J'ai retrouvé la même émotion que celle contenue dans le témoignage d'un autre grand Monsieur :
Son talent littéraire n'est certes pas à comparer à la plume de Victor Hugo
mais sa lutte acharnée a permis la réalisation d'un rêve :
Le 9 octobre 1981, la peine de mort est abolie.
Victor Hugo était persuadé que le 19ème siècle verrait cet grand
évènement,
il aura fallu attendre la fin du XXième siècle pour que
la France abandonne enfin la sauvagerie de la guillotine.
Quelques extraits :
"Il est dix heures.
Ô ma pauvre petite fille ! encore six heures, et je serai mort ! Je serai quelque chose d'immonde qui traînera sur la table froide des amphithéâtre ; une tête qu'on moulera d'un côté, un
tronc qu'on disséquera de l'autre; puis de ce qui restera, on en mettra plein une bière, et le tout ira à Clamart.
Voilà ce qu'ils vont faire de ton père, ces hommes dont aucun ne me hait, qui tous me plaignent et tous pourraient me sauver. Ils vont me tuer. Comprends-tu cela, Marie ? me tuer de sang-froid, en
cérémonie, pour le bien de la chose ! Ah ! Grand Dieu !
Pauvre petite, ton père, qui t'aimait tant, ton père qui baisait ton petit cou blanc et parfumé, qui passait la main sans cesse dans les boucles de tes cheveux comme sur de la soie, qui prenait ton
joli visage rond dans sa main, qui te faisait sauter sur ses genoux, et le soir joignait tes deux petites mains pour prier Dieu !!
Qui est-ce qui te fera tout cela maintenant ? Qui est-ce qui t'aimera ? Tous les enfants de ton âge auront des pères, excepté toi. Comment te déshabiteras-tu, mon enfant, du jour de l'an, des
étrennes, des beaux joujoux, des bonbons et des baisers ? Comme te déshabitueras-tu, malheureuse orpheline, de boire et de manger ?
Oh ! si ces jurés l'avaient vue, au moins, ma jolie petite Marie, ils auraient compris qu'il ne faut pas tuer le père d'un enfant de trois ans."
"Ils disent que ce n'est rien, qu'on ne souffre pas, que c'est une fin douce, que la mort de cette façon est bien simplifiée.

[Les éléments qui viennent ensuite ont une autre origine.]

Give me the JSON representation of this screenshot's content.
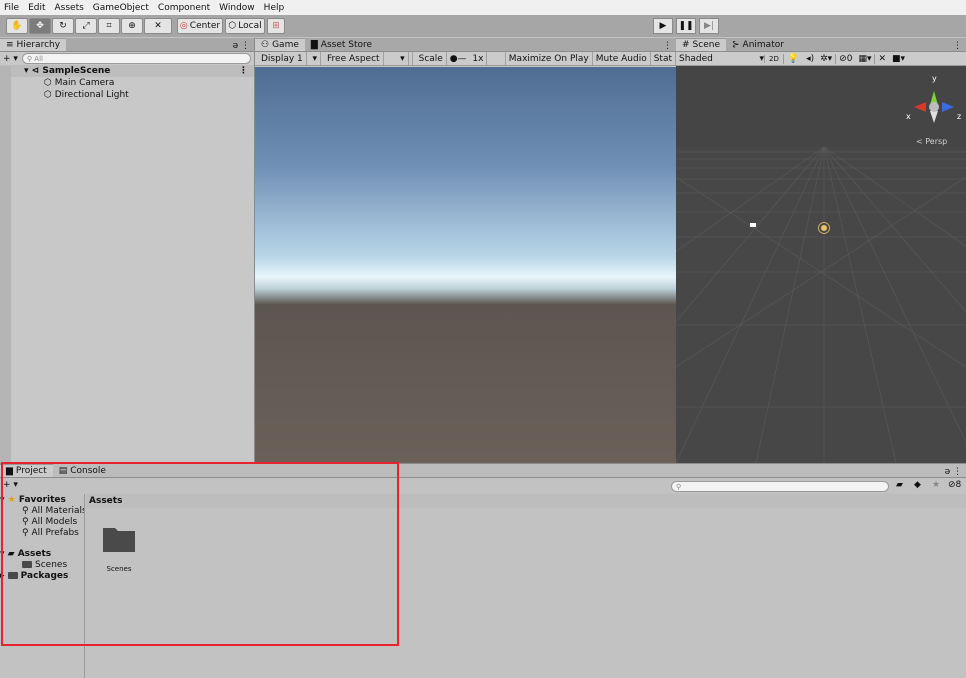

Eh ! qu'est-ce donc que cette agonie de six semaines et ce râle de tout un jour ? Qu'est-ce que les angoisses de cette journée irréparable, qui s'écoule si lentement et si vite ? Qu'est-ce que
cette échelle de tortures qui aboutit à l'échafaud?

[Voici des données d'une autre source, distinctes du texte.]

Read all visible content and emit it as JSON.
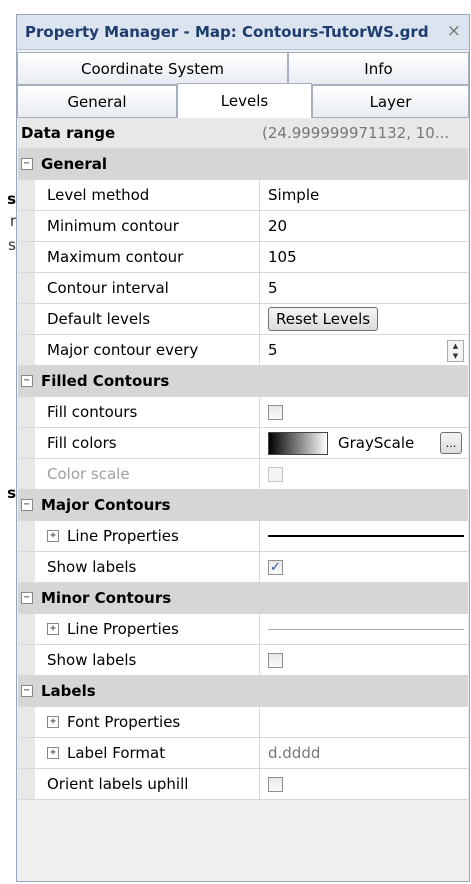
{
  "background_fragments": [
    "s",
    "r",
    "s",
    "s"
  ],
  "window": {
    "title": "Property Manager - Map: Contours-TutorWS.grd",
    "close_label": "×"
  },
  "tabs": {
    "row1": [
      "Coordinate System",
      "Info"
    ],
    "row2": [
      "General",
      "Levels",
      "Layer"
    ],
    "active": "Levels"
  },
  "data_range": {
    "label": "Data range",
    "value": "(24.999999971132, 10..."
  },
  "sections": {
    "general": {
      "label": "General",
      "level_method": {
        "label": "Level method",
        "value": "Simple"
      },
      "minimum_contour": {
        "label": "Minimum contour",
        "value": "20"
      },
      "maximum_contour": {
        "label": "Maximum contour",
        "value": "105"
      },
      "contour_interval": {
        "label": "Contour interval",
        "value": "5"
      },
      "default_levels": {
        "label": "Default levels",
        "button": "Reset Levels"
      },
      "major_contour_every": {
        "label": "Major contour every",
        "value": "5"
      }
    },
    "filled_contours": {
      "label": "Filled Contours",
      "fill_contours": {
        "label": "Fill contours",
        "checked": false
      },
      "fill_colors": {
        "label": "Fill colors",
        "value": "GrayScale",
        "button": "..."
      },
      "color_scale": {
        "label": "Color scale",
        "checked": false,
        "disabled": true
      }
    },
    "major_contours": {
      "label": "Major Contours",
      "line_properties": {
        "label": "Line Properties"
      },
      "show_labels": {
        "label": "Show labels",
        "checked": true
      }
    },
    "minor_contours": {
      "label": "Minor Contours",
      "line_properties": {
        "label": "Line Properties"
      },
      "show_labels": {
        "label": "Show labels",
        "checked": false
      }
    },
    "labels": {
      "label": "Labels",
      "font_properties": {
        "label": "Font Properties"
      },
      "label_format": {
        "label": "Label Format",
        "value": "d.dddd"
      },
      "orient_labels_uphill": {
        "label": "Orient labels uphill",
        "checked": false
      }
    }
  },
  "glyphs": {
    "collapse": "−",
    "expand": "+",
    "check": "✓",
    "spin_up": "▲",
    "spin_down": "▼"
  }
}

Apparemment ce n'est pas là souffrir.
Ne sont-ce pas les mêmes convulsions, que le sang s'épuise goutte à goutte, ou que l'intelligence s'éteigne pensée à pensée ?

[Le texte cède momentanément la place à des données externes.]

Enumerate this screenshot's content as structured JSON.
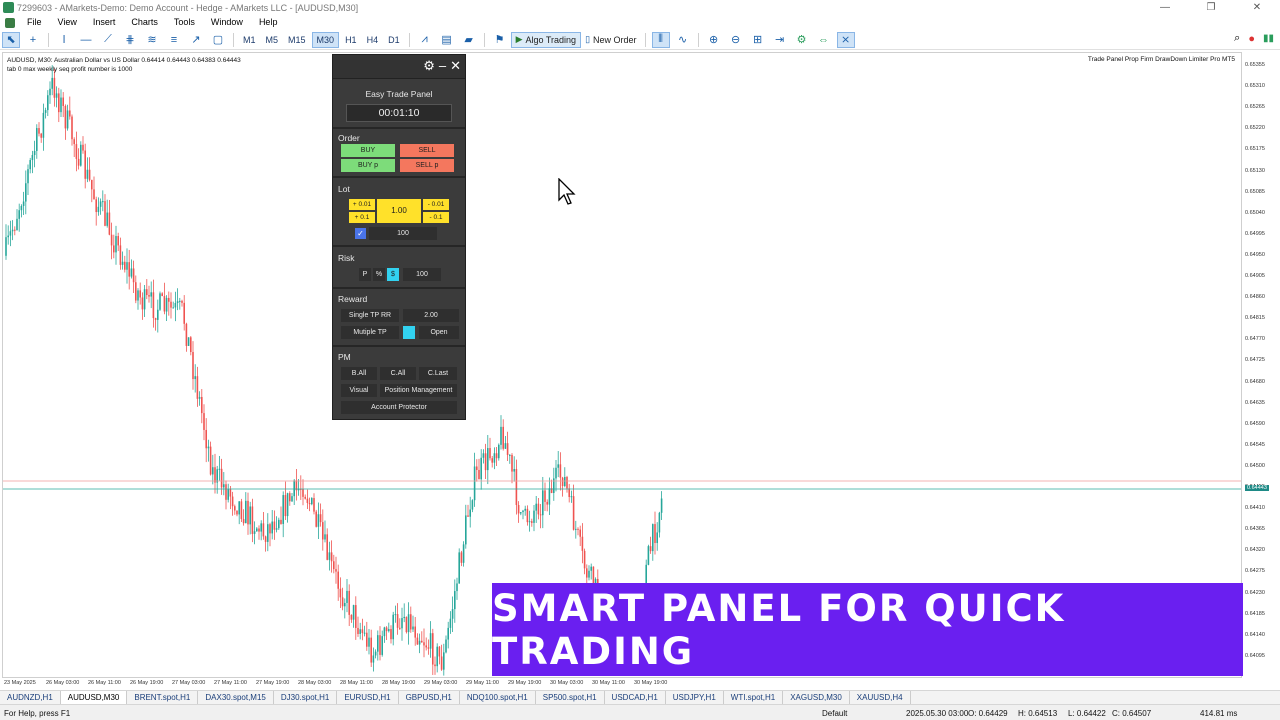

Et puis, on ne souffre pas, en sont-ils sûrs ? Qui le leur a dit ? Conte-t-on que jamais une tête coupée se soit dressée sanglante au bord du panier, et qu'elle ait crié au peuple : Cela ne fait
pas mal !"
Les classiques ne se démodent jamais !
Cette lecture est indispensable
car la peine de mort est encore en vigueur
dans de nombreux pays...
Et aussi parce que certains souhaiteraient un retour à la barbarie
en la rétablissant en France...
Le devoir de mémoire nous évitera peut-être de renouveler les horreurs du passé.